Collective many-body bounce in the breathing-mode oscillations of a Tonks-Girardeau gas

TL;DR

This paper predicts and analyzes a collective many-body bounce effect in a Tonks-Girardeau gas's breathing oscillations, observable via momentum distribution narrowing, explained through a finite-temperature hydrodynamic theory.

Contribution

It introduces the concept of a many-body bounce in a TG gas, revealing a new collective phenomenon observable through momentum distribution dynamics and providing a theoretical framework for its understanding.

Findings

The many-body bounce occurs at twice the breathing frequency.

The effect is visible in momentum distribution, not in in-situ density.

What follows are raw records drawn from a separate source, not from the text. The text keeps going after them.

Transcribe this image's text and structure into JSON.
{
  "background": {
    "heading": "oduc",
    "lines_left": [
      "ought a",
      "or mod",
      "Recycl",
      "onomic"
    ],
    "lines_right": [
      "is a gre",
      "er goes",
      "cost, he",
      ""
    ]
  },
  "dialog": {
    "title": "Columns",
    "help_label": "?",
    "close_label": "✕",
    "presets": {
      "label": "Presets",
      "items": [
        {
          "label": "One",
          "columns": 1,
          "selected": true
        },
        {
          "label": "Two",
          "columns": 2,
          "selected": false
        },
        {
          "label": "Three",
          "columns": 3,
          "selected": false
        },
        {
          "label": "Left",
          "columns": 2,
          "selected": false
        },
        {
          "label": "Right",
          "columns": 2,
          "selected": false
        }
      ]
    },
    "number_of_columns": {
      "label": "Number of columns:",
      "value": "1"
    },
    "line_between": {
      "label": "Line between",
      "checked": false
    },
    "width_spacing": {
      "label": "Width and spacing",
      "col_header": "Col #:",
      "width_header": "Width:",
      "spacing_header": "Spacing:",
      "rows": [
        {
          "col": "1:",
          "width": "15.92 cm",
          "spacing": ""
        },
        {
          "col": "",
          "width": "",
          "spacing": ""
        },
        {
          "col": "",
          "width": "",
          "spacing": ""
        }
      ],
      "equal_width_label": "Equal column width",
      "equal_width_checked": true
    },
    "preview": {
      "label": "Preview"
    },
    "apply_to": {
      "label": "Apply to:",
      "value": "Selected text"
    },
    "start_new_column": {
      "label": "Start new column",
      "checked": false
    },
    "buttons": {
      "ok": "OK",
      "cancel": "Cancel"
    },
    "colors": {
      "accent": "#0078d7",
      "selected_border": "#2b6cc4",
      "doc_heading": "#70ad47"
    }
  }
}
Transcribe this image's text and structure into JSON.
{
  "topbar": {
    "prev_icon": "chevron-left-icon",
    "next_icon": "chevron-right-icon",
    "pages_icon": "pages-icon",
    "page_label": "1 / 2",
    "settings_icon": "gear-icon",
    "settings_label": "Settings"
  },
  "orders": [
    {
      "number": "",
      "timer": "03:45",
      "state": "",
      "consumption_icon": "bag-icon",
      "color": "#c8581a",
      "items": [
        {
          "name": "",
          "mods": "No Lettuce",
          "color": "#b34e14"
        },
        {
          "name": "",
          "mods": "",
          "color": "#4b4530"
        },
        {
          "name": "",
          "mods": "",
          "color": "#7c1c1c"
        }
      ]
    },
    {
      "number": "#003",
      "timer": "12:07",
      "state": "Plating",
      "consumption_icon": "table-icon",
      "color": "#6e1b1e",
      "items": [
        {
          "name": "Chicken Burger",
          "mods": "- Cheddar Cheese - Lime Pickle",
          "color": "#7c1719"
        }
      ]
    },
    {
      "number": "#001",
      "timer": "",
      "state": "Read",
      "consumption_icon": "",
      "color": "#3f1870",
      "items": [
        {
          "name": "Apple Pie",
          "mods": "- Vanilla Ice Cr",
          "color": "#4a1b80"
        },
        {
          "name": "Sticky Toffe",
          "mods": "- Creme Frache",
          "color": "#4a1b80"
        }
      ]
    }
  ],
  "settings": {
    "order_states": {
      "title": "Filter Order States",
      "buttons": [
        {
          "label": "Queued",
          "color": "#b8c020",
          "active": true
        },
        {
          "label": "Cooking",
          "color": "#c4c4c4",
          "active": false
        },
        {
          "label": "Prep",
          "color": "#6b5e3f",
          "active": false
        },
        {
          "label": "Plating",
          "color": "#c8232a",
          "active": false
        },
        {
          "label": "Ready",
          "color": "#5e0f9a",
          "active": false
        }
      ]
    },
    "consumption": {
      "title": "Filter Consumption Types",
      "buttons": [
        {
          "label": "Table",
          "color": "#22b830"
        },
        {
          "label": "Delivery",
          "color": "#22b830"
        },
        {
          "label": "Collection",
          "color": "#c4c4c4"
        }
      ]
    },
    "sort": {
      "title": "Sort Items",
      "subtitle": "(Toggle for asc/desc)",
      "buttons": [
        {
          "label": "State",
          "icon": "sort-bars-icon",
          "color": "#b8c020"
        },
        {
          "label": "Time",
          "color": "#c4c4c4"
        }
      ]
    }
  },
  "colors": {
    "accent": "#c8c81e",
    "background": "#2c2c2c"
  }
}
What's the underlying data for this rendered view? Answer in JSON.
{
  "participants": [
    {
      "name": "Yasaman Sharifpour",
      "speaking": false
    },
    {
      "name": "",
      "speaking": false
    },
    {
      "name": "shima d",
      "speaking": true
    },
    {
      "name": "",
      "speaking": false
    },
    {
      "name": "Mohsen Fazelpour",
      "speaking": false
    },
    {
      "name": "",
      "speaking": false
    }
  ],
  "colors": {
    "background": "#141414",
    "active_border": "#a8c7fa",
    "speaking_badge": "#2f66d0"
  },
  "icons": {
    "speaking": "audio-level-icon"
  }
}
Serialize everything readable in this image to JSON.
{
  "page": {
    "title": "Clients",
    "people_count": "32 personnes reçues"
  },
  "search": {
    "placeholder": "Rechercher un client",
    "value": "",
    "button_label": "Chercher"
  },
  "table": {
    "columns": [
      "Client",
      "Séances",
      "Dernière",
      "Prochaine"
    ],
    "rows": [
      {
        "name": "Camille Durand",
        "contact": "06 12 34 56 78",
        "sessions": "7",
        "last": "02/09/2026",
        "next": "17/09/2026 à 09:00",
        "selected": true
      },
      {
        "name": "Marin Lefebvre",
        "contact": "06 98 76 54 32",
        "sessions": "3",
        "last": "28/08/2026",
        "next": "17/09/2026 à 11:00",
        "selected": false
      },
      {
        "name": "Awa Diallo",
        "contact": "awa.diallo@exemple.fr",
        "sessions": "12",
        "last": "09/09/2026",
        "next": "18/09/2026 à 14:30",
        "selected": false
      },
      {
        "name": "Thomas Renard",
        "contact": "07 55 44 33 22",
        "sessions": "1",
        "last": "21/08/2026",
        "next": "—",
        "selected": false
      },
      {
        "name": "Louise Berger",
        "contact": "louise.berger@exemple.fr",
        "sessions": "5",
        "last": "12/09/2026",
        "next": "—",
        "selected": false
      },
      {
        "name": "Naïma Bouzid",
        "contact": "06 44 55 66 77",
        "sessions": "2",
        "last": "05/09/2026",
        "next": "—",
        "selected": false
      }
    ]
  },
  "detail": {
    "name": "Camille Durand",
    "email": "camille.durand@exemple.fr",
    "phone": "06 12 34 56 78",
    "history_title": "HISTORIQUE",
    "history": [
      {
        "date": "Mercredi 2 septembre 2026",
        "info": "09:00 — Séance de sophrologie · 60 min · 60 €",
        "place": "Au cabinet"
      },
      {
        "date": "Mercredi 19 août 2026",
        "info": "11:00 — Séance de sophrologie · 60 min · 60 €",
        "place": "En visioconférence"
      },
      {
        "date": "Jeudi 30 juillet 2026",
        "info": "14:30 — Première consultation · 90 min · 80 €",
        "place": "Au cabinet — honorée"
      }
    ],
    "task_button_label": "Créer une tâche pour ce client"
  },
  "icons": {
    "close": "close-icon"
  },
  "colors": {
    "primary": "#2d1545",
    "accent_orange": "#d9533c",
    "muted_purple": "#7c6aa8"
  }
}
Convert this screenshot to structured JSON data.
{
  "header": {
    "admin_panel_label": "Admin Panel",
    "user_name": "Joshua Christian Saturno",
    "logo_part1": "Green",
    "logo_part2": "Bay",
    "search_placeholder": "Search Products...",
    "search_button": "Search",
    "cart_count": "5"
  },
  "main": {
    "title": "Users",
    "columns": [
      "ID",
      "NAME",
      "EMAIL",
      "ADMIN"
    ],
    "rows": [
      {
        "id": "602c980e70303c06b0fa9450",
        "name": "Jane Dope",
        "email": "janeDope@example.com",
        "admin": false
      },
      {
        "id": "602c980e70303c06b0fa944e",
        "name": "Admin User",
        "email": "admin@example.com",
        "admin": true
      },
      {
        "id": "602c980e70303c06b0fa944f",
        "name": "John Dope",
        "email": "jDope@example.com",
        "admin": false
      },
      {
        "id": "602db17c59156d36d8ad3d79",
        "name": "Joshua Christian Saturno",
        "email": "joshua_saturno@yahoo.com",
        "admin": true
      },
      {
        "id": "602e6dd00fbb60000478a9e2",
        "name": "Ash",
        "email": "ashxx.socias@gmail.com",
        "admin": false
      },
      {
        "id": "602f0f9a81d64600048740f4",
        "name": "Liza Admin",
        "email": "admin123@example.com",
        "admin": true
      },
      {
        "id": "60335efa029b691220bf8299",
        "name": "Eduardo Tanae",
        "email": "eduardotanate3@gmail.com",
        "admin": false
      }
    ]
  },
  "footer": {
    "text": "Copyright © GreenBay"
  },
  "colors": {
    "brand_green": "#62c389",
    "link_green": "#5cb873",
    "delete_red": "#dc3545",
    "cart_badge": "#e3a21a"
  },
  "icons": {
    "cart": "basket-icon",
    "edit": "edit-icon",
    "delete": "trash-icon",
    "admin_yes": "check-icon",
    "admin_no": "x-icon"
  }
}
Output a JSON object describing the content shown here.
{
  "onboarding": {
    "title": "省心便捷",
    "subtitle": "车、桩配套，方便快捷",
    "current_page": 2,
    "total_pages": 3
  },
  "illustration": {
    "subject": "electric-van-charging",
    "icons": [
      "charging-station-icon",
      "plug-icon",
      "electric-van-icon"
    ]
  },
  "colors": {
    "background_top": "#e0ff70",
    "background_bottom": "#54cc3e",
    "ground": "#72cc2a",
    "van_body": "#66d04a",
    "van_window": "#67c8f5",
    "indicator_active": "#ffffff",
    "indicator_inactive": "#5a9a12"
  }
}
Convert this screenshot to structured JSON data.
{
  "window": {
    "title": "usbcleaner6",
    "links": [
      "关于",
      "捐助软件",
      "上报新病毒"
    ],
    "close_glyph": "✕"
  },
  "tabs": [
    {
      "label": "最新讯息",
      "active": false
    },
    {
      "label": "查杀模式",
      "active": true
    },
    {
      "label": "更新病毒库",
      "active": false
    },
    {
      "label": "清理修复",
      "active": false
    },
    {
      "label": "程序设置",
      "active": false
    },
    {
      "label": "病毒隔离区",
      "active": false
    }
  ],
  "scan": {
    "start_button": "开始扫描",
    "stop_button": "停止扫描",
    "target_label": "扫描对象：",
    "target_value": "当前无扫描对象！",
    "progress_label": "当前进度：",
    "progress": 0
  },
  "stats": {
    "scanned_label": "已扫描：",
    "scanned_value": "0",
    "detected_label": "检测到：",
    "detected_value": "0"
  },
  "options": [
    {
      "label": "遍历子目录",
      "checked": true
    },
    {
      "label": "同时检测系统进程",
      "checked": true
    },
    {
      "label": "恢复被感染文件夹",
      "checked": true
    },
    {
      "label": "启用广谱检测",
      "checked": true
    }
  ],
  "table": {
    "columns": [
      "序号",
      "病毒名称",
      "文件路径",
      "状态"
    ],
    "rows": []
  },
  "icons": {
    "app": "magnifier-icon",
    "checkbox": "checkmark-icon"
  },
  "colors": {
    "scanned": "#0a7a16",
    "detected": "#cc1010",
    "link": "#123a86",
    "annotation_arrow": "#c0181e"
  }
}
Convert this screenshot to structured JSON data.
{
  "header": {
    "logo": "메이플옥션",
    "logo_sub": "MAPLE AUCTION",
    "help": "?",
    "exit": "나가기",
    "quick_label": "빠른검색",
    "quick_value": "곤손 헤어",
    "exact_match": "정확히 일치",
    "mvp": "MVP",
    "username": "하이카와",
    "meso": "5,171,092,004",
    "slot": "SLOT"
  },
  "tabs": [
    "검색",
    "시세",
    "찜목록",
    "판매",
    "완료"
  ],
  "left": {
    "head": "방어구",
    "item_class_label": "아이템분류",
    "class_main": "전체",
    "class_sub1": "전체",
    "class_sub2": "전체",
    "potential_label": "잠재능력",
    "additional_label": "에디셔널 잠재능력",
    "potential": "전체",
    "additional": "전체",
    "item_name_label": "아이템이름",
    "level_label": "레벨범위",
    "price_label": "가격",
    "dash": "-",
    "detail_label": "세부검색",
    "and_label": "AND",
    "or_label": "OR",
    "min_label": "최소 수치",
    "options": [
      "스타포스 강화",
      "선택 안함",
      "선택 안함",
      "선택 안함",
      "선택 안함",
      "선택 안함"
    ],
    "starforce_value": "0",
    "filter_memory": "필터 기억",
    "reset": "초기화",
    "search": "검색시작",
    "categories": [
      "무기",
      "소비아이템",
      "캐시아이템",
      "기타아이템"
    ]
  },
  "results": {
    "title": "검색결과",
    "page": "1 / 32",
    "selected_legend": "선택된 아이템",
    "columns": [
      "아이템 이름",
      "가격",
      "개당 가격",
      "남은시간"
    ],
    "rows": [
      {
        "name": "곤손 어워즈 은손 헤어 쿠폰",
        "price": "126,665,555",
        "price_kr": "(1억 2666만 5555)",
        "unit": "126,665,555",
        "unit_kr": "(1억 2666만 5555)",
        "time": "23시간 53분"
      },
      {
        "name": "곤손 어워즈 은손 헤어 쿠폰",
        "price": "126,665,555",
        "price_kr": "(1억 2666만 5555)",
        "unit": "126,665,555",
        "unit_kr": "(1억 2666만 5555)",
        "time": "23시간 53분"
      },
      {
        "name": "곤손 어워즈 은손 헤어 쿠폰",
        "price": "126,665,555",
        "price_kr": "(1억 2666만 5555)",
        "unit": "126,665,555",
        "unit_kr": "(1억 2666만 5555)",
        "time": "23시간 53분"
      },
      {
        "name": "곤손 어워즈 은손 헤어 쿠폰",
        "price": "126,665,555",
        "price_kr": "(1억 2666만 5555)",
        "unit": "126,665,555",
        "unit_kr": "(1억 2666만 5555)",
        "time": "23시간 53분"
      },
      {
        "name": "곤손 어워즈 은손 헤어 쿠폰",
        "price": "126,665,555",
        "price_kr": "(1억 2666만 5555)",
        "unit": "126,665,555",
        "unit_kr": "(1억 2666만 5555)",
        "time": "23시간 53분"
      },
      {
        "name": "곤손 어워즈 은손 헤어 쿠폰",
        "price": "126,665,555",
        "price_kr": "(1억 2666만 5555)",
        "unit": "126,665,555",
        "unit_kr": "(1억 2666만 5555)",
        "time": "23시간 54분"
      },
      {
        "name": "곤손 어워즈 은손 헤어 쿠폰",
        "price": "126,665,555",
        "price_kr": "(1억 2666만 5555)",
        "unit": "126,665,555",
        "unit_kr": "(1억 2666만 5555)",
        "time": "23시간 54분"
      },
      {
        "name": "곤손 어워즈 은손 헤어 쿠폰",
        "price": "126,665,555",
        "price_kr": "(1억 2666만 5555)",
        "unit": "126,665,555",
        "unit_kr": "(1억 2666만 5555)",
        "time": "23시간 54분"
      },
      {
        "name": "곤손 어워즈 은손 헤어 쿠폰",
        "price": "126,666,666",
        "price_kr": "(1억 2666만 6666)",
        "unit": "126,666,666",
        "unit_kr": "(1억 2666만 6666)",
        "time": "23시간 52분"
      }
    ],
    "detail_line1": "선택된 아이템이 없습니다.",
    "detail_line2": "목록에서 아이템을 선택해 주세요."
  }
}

A phase diagram maps regimes where the bounce can be observed.

Abstract

We analyse the breathing-mode oscillations of a harmonically quenched Tonks-Giradeau (TG) gas using an exact finite-temperature dynamical theory. We predict a striking collective manifestation of impenetrability---a collective many-body bounce effect. The effect, while being invisible in the evolution of the in-situ density profile of the gas, can be revealed through a nontrivial periodic narrowing of its momentum distribution, taking place at twice the rate of the fundamental breathing-mode frequency. We identify physical regimes for observing the many-body bounce and construct the respective nonequilibrium phase diagram as a function of the quench strength and the initial temperature of the gas. We also develop a finite-temperature hydrodynamic theory of the TG gas, wherein the many-body bounce is explained by an increased thermodynamic pressure of the gas during the isentropic compression, which acts as a potential barrier at the inner turning points of the breathing cycle.